Freitag, 24. Juli 2009
Problem der Überalterung: China lockert Ein-Kind-Politik
Ein zweites bitte: Eltern in Shanghai sollen nach dem Willen der Regierung mehr als ein Kind haben.
(Foto: AP)
Angesichts einer immer älter werdenden Gesellschaft lockert China seine Ein-Kind-Politik. Wie die Zeitung "China Daily" berichtete, wollen die Behörden von Shanghai Ehepaare, bei denen Mann und Frau selbst Einzelkinder sind, zu einem zweiten Kind ermuntern.
Dadurch könne einer Überalterung der Bevölkerung entgegengewirkt und ein Mangel an Arbeitskräften verhindert werden, sagte der Leiter der Familienplanungsbehörde, Xie Lingli, der Zeitung.

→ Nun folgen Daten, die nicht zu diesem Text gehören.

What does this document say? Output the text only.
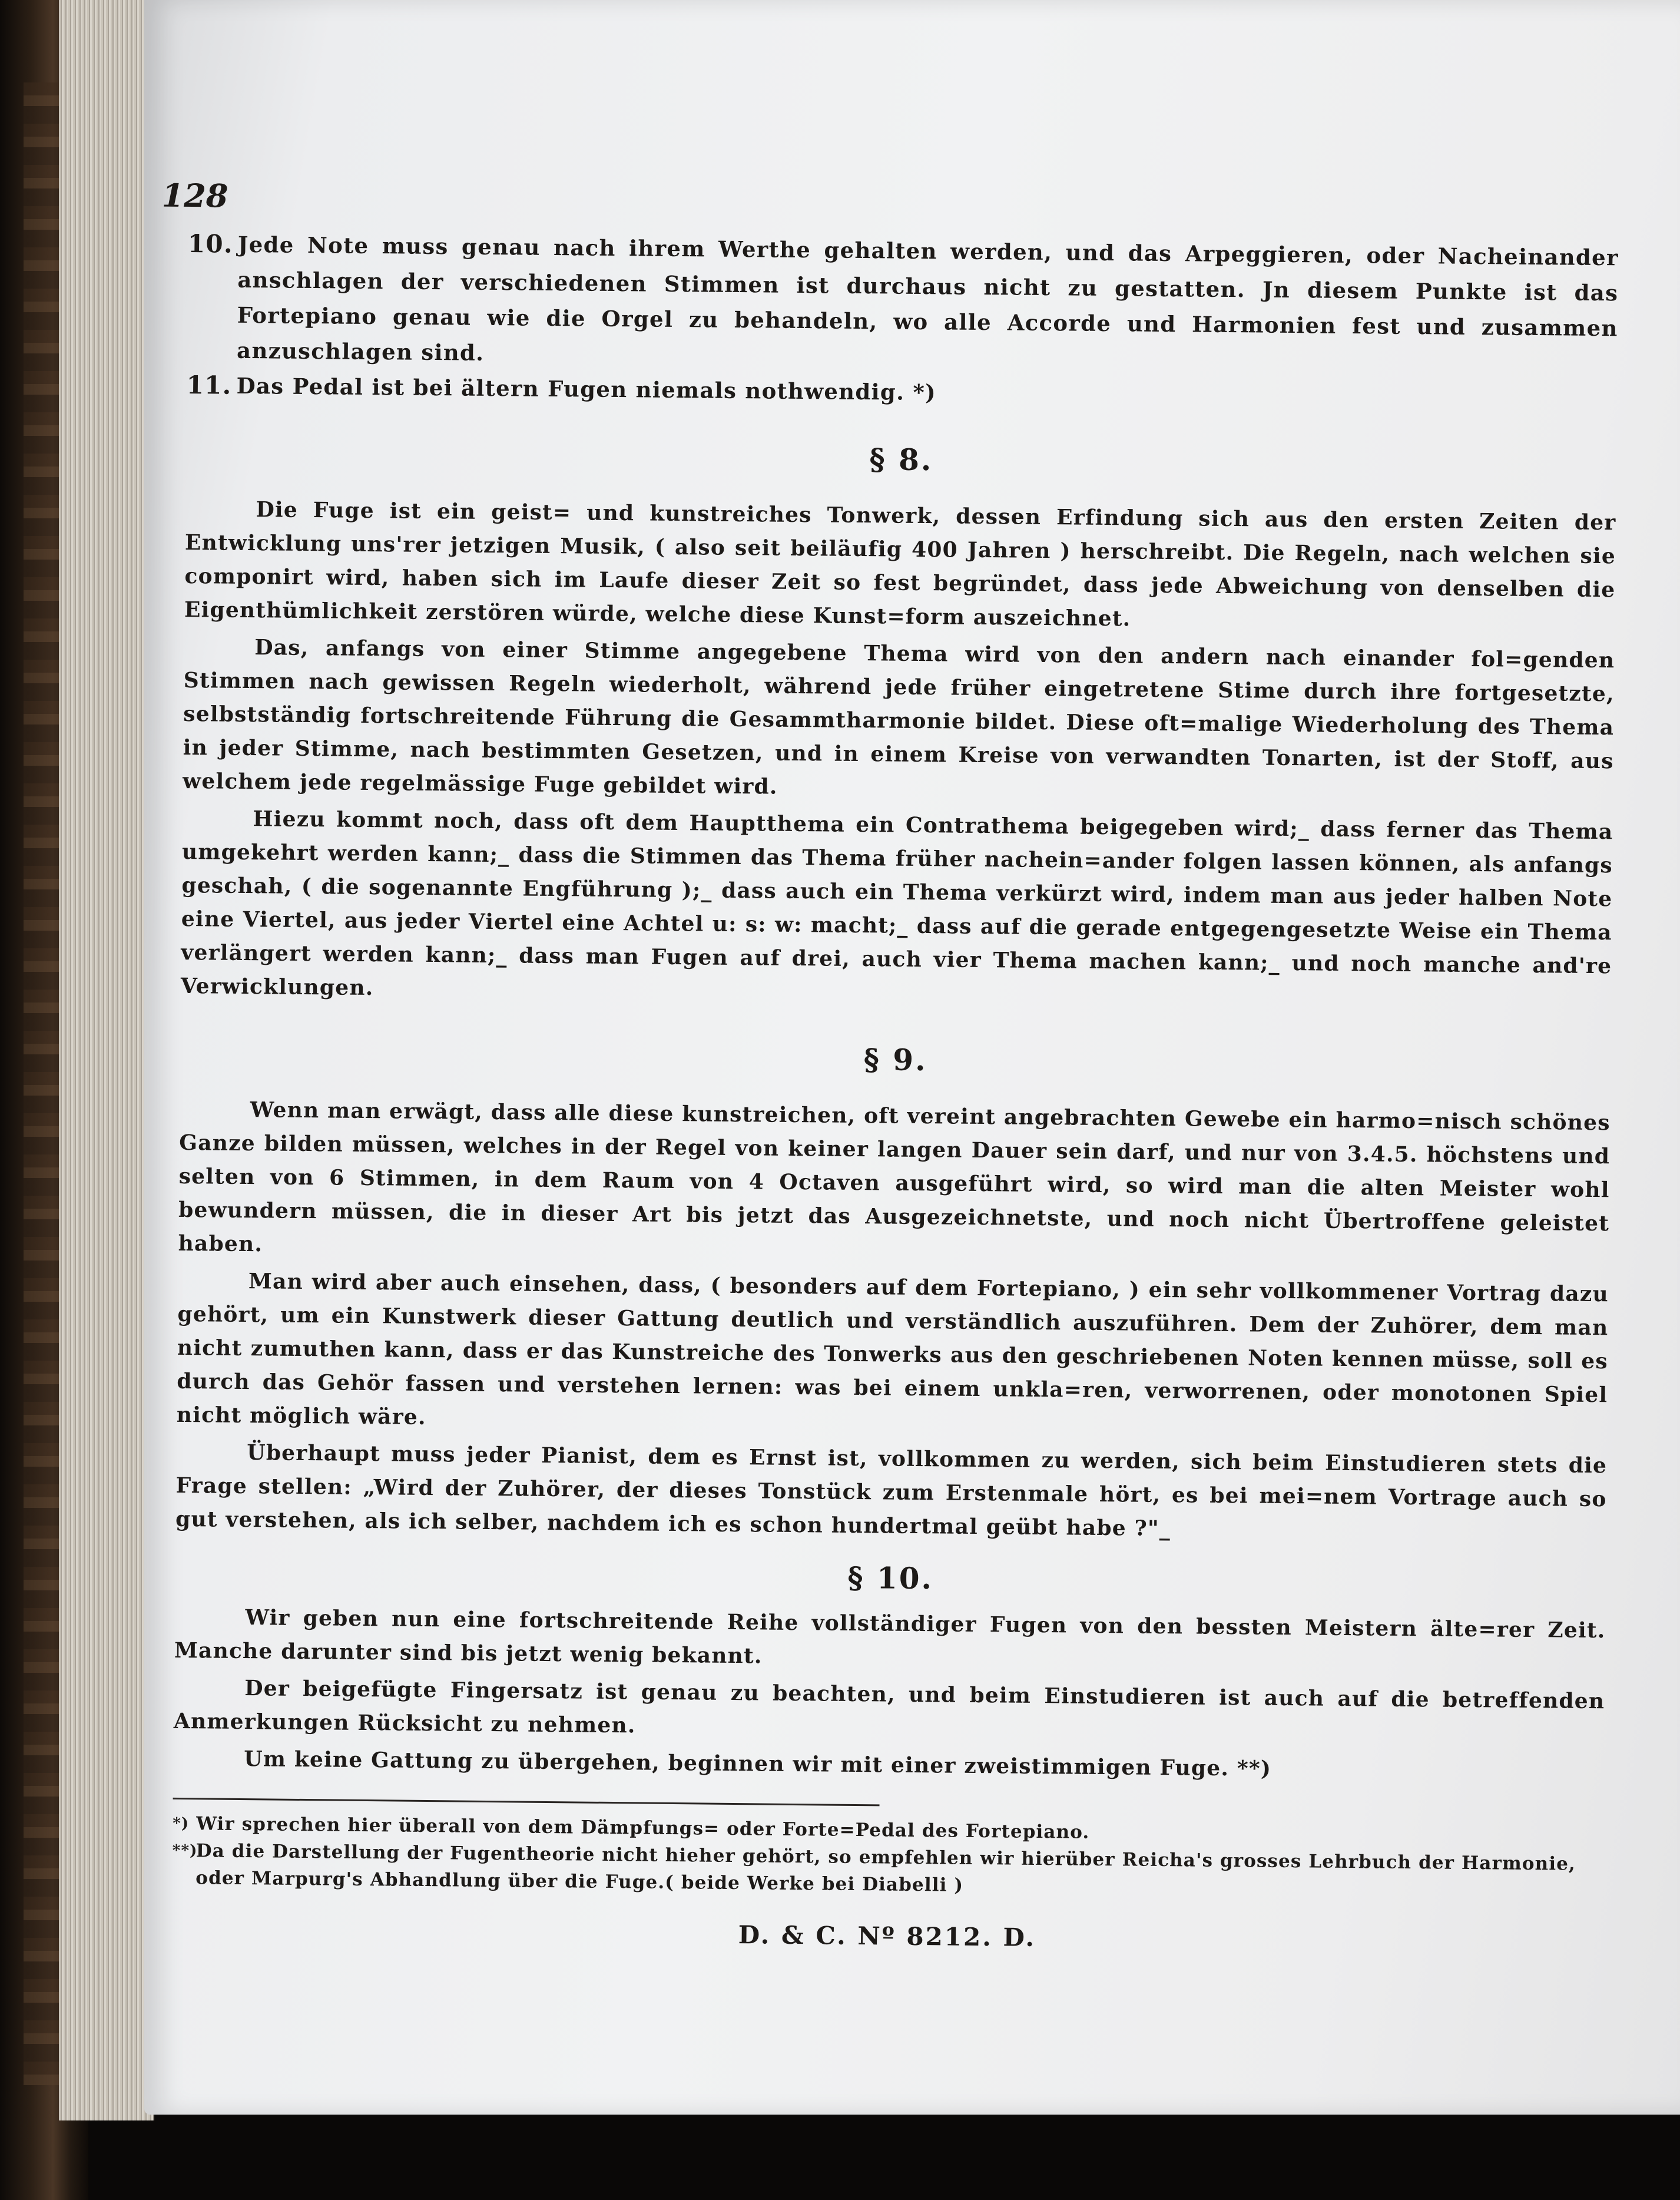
128
10. Jede Note muss genau nach ihrem Werthe gehalten werden, und das Arpeggieren, oder Nacheinander anschlagen der verschiedenen Stimmen ist durchaus nicht zu gestatten. Jn diesem Punkte ist das Fortepiano genau wie die Orgel zu behandeln, wo alle Accorde und Harmonien fest und zusammen anzuschlagen sind.
11. Das Pedal ist bei ältern Fugen niemals nothwendig. *)
§ 8.

Die Fuge ist ein geist= und kunstreiches Tonwerk, dessen Erfindung sich aus den ersten Zeiten der Entwicklung uns'rer jetzigen Musik, ( also seit beiläufig 400 Jahren ) herschreibt. Die Regeln, nach welchen sie componirt wird, haben sich im Laufe dieser Zeit so fest begründet, dass jede Abweichung von denselben die Eigenthümlichkeit zerstören würde, welche diese Kunst=form auszeichnet.

Das, anfangs von einer Stimme angegebene Thema wird von den andern nach einander fol=genden Stimmen nach gewissen Regeln wiederholt, während jede früher eingetretene Stime durch ihre fortgesetzte, selbstständig fortschreitende Führung die Gesammtharmonie bildet. Diese oft=malige Wiederholung des Thema in jeder Stimme, nach bestimmten Gesetzen, und in einem Kreise von verwandten Tonarten, ist der Stoff, aus welchem jede regelmässige Fuge gebildet wird.

Hiezu kommt noch, dass oft dem Hauptthema ein Contrathema beigegeben wird;_ dass ferner das Thema umgekehrt werden kann;_ dass die Stimmen das Thema früher nachein=ander folgen lassen können, als anfangs geschah, ( die sogenannte Engführung );_ dass auch ein Thema verkürzt wird, indem man aus jeder halben Note eine Viertel, aus jeder Viertel eine Achtel u: s: w: macht;_ dass auf die gerade entgegengesetzte Weise ein Thema verlängert werden kann;_ dass man Fugen auf drei, auch vier Thema machen kann;_ und noch manche and're Verwicklungen.

§ 9.

Wenn man erwägt, dass alle diese kunstreichen, oft vereint angebrachten Gewebe ein harmo=nisch schönes Ganze bilden müssen, welches in der Regel von keiner langen Dauer sein darf, und nur von 3.4.5. höchstens und selten von 6 Stimmen, in dem Raum von 4 Octaven ausgeführt wird, so wird man die alten Meister wohl bewundern müssen, die in dieser Art bis jetzt das Ausgezeichnetste, und noch nicht Übertroffene geleistet haben.

Man wird aber auch einsehen, dass, ( besonders auf dem Fortepiano, ) ein sehr vollkommener Vortrag dazu gehört, um ein Kunstwerk dieser Gattung deutlich und verständlich auszuführen. Dem der Zuhörer, dem man nicht zumuthen kann, dass er das Kunstreiche des Tonwerks aus den geschriebenen Noten kennen müsse, soll es durch das Gehör fassen und verstehen lernen: was bei einem unkla=ren, verworrenen, oder monotonen Spiel nicht möglich wäre.

Überhaupt muss jeder Pianist, dem es Ernst ist, vollkommen zu werden, sich beim Einstudieren stets die Frage stellen: „Wird der Zuhörer, der dieses Tonstück zum Erstenmale hört, es bei mei=nem Vortrage auch so gut verstehen, als ich selber, nachdem ich es schon hundertmal geübt habe ?"_

§ 10.

Wir geben nun eine fortschreitende Reihe vollständiger Fugen von den bessten Meistern älte=rer Zeit. Manche darunter sind bis jetzt wenig bekannt.

Der beigefügte Fingersatz ist genau zu beachten, und beim Einstudieren ist auch auf die betreffenden Anmerkungen Rücksicht zu nehmen.

Um keine Gattung zu übergehen, beginnen wir mit einer zweistimmigen Fuge. **)

*) Wir sprechen hier überall von dem Dämpfungs= oder Forte=Pedal des Fortepiano.
**)
Da die Darstellung der Fugentheorie nicht hieher gehört, so empfehlen wir hierüber Reicha's grosses Lehrbuch der Harmonie, oder Marpurg's Abhandlung über die Fuge.( beide Werke bei Diabelli )
D. & C. Nº 8212. D.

Die Wirtschaftsmetropole Shanghai ist die bevölkerungsreichste Stadt der Volksrepublik. Mehr als jeder fünfte Bewohner ist jedoch bereits über 60 Jahre alt. Nach Angaben der "China Daily" steigt der Anteil der Über-60-Jährigen an der Bevölkerung bis 2020 auf 34 Prozent. Da es in anderen Städten ähnlich aussieht, sehen sich auch die dortigen Behörden gezwungen, die Ein-Kind-Politik für Ehepaare, die als Einzelkinder aufgewachsen sind, zu lockern.
China ist mit 1,3 Milliarden Menschen das bevölkerungsreichste Land der Erde. Um das Bevölkerungswachstum zu stoppen, hatte die Regierung vor 30 Jahren die Ein-Kind-Politik eingeführt. Auf dem Land, wo 53 Prozent der Chinesen leben, dürfen Familien bereits ein zweites Kind bekommen, wenn das erste Kind ein Mädchen ist.